From this point, the authors discuss competition based on replication rates, which assumes that some strands are capable of templating, somehow. Once replication is possible, then evolutionary pressures are in play, and we have made the transition from prelife to life. Their explanation of why the nucleotides, A, U, C, and G, and the ribose backbone are selected over other options is a bit circular:
The ability to replicate nonenzymatically would give a tremendous advantage to a templating polymer, even given a disadvantage of decreased chemical stability. Nucleobases that were poor for templating would be eliminated as sequences containing them lost the competition, effectively selecting for a nucleobase system that best supported base pairing and replication. Later takeovers could happen as even better replicators arose, ultimately resulting in RNA.

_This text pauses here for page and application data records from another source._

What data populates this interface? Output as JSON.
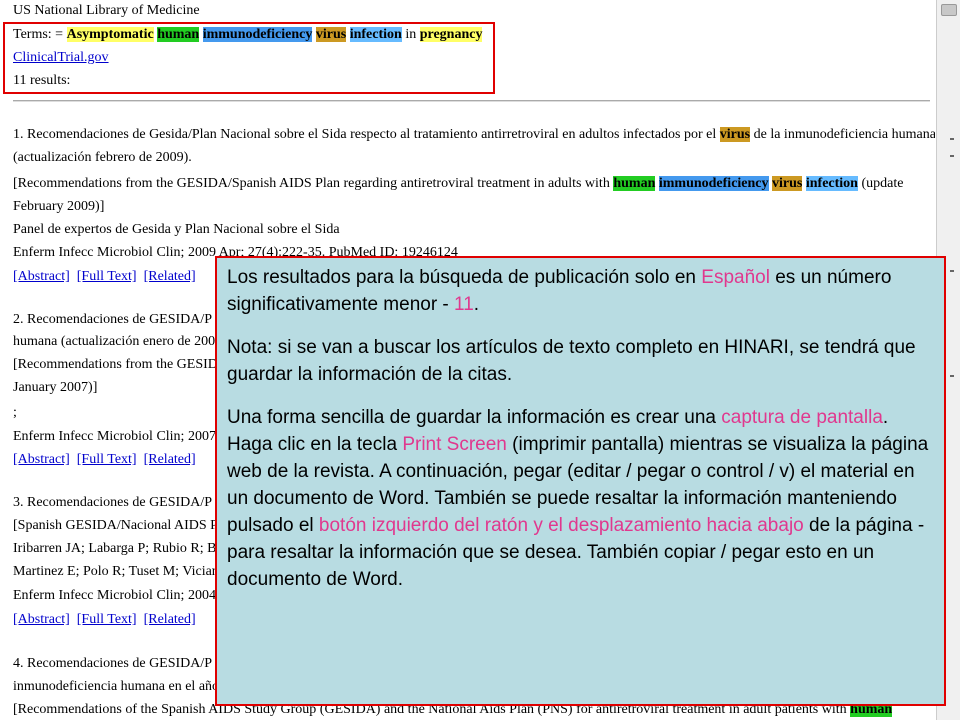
{
  "header": {
    "library": "US National Library of Medicine",
    "terms_prefix": "Terms: =",
    "terms": [
      "Asymptomatic",
      "human",
      "immunodeficiency",
      "virus",
      "infection"
    ],
    "terms_in": "in",
    "terms_pregnancy": "pregnancy",
    "source_link": "ClinicalTrial.gov",
    "results_count": "11 results:"
  },
  "colors": {
    "highlight_yellow": "#ffff66",
    "highlight_green": "#22cc22",
    "highlight_blue": "#4499ee",
    "highlight_orange": "#cc9922",
    "highlight_cyan": "#66bbff",
    "overlay_bg": "#b8dce2",
    "frame_red": "#e00000",
    "accent_pink": "#e0388e"
  },
  "results": [
    {
      "title_a": "1. Recomendaciones de Gesida/Plan Nacional sobre el Sida respecto al tratamiento antirretroviral en adultos infectados por el",
      "title_kw": "virus",
      "title_b": "de la inmunodeficiencia humana",
      "title_line2": "(actualización febrero de 2009).",
      "en_a": "[Recommendations from the GESIDA/Spanish AIDS Plan regarding antiretroviral treatment in adults with",
      "en_kw1": "human",
      "en_kw2": "immunodeficiency",
      "en_kw3": "virus",
      "en_kw4": "infection",
      "en_b": "(update",
      "en_line2": "February 2009)]",
      "authors": "Panel de expertos de Gesida y Plan Nacional sobre el Sida",
      "citation": "Enferm Infecc Microbiol Clin; 2009 Apr; 27(4):222-35. PubMed ID: 19246124",
      "links": [
        "[Abstract]",
        "[Full Text]",
        "[Related]"
      ]
    },
    {
      "title_line1": "2. Recomendaciones de GESIDA/P",
      "title_line2": "humana (actualización enero de 2007",
      "en_line1": "[Recommendations from the GESID",
      "en_line2": "January 2007)]",
      "authors": ";",
      "citation": "Enferm Infecc Microbiol Clin; 2007",
      "links": [
        "[Abstract]",
        "[Full Text]",
        "[Related]"
      ]
    },
    {
      "title_line1": "3. Recomendaciones de GESIDA/P",
      "en_line1": "[Spanish GESIDA/Nacional AIDS P",
      "authors1": "Iribarren JA; Labarga P; Rubio R; B",
      "authors2": "Martinez E; Polo R; Tuset M; Vician",
      "citation": "Enferm Infecc Microbiol Clin; 2004",
      "links": [
        "[Abstract]",
        "[Full Text]",
        "[Related]"
      ]
    },
    {
      "title_line1": "4. Recomendaciones de GESIDA/P",
      "title_line2": "inmunodeficiencia humana en el año",
      "en_a": "[Recommendations of the Spanish AIDS Study Group (GESIDA) and the National Aids Plan (PNS) for antiretroviral treatment in adult patients with",
      "en_kw": "human"
    }
  ],
  "overlay": {
    "p1_a": "Los resultados para la búsqueda de publicación solo en",
    "p1_pink1": "Español",
    "p1_b": "es un número significativamente menor -",
    "p1_pink2": "11",
    "p1_c": ".",
    "p2": "Nota: si se van a buscar los artículos de texto completo en HINARI, se tendrá que guardar la información de la citas.",
    "p3_a": "Una forma sencilla de guardar la información es crear una",
    "p3_pink1": "captura de pantalla",
    "p3_b": ". Haga clic en la tecla",
    "p3_pink2": "Print Screen",
    "p3_c": "(imprimir pantalla) mientras se visualiza la página web de la revista. A continuación, pegar (editar / pegar o control / v) el material en un documento de Word. También se puede resaltar la información manteniendo pulsado el",
    "p3_pink3": "botón izquierdo del ratón y el desplazamiento hacia abajo",
    "p3_d": "de la página - para resaltar la información que se desea. También copiar / pegar esto en un documento de Word."
  }
}
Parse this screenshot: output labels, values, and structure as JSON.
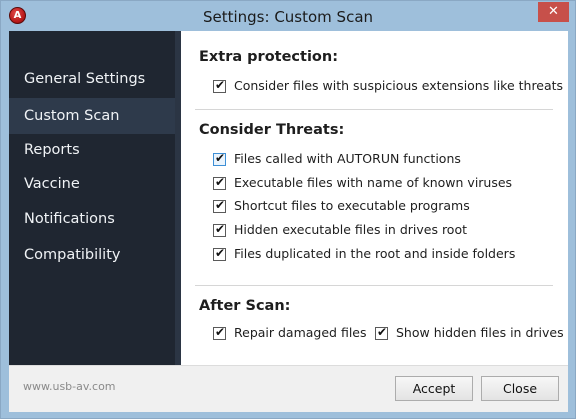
{
  "window": {
    "title": "Settings: Custom Scan",
    "app_icon_glyph": "A",
    "close_glyph": "✕"
  },
  "sidebar": {
    "items": [
      {
        "label": "General Settings"
      },
      {
        "label": "Custom Scan",
        "active": true
      },
      {
        "label": "Reports"
      },
      {
        "label": "Vaccine"
      },
      {
        "label": "Notifications"
      },
      {
        "label": "Compatibility"
      }
    ]
  },
  "sections": {
    "extra": {
      "heading": "Extra protection:",
      "options": [
        {
          "label": "Consider files with suspicious extensions like threats",
          "checked": true
        }
      ]
    },
    "threats": {
      "heading": "Consider Threats:",
      "options": [
        {
          "label": "Files called with AUTORUN functions",
          "checked": true
        },
        {
          "label": "Executable files with name of known viruses",
          "checked": true
        },
        {
          "label": "Shortcut files to executable programs",
          "checked": true
        },
        {
          "label": "Hidden executable files in drives root",
          "checked": true
        },
        {
          "label": "Files duplicated in the root and inside folders",
          "checked": true
        }
      ]
    },
    "after": {
      "heading": "After Scan:",
      "options": [
        {
          "label": "Repair damaged files",
          "checked": true
        },
        {
          "label": "Show hidden files in drives",
          "checked": true
        }
      ]
    }
  },
  "footer": {
    "site": "www.usb-av.com",
    "accept_label": "Accept",
    "close_label": "Close"
  },
  "icons": {
    "checkmark": "✔"
  },
  "colors": {
    "sidebar_bg": "#1f2631",
    "title_bar": "#9ebfdb",
    "close_button": "#c7504a"
  }
}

In other words, the nucleobases were selected because they happen to allow for template-directed replication, but we still have no idea how or why template-directed replication even arose in a pool of polymers of varying monomer identity and lengths. The authors have successfully appealed to chance to explain what they set out to explain, and covered for their assumptions by referencing articles that conducted those studies, without addressing some of the problems with those studies.

In the introduction to their article, Chen and Nowak describe the transition from non-life to life as a seemingly "impossible leap because so many transitions must occur to transform the jittery molecules into a living structure." Their solution to this problem is to break down the origin of life into smaller and smaller transitions and "look for simple ways that physical and chemical effects could accomplish each transition."

The problem is there is not a simple way to construct a cell, or a protocell, or a replicating RNA strand, let alone one with a meaningful sequence. No matter how small you slice the steps, there are still biologically (and chemically) impossible leaps from one slice to another and another. Can this enigma be resolved? Unfortunately, the effort represented in this article will not suffice to do so.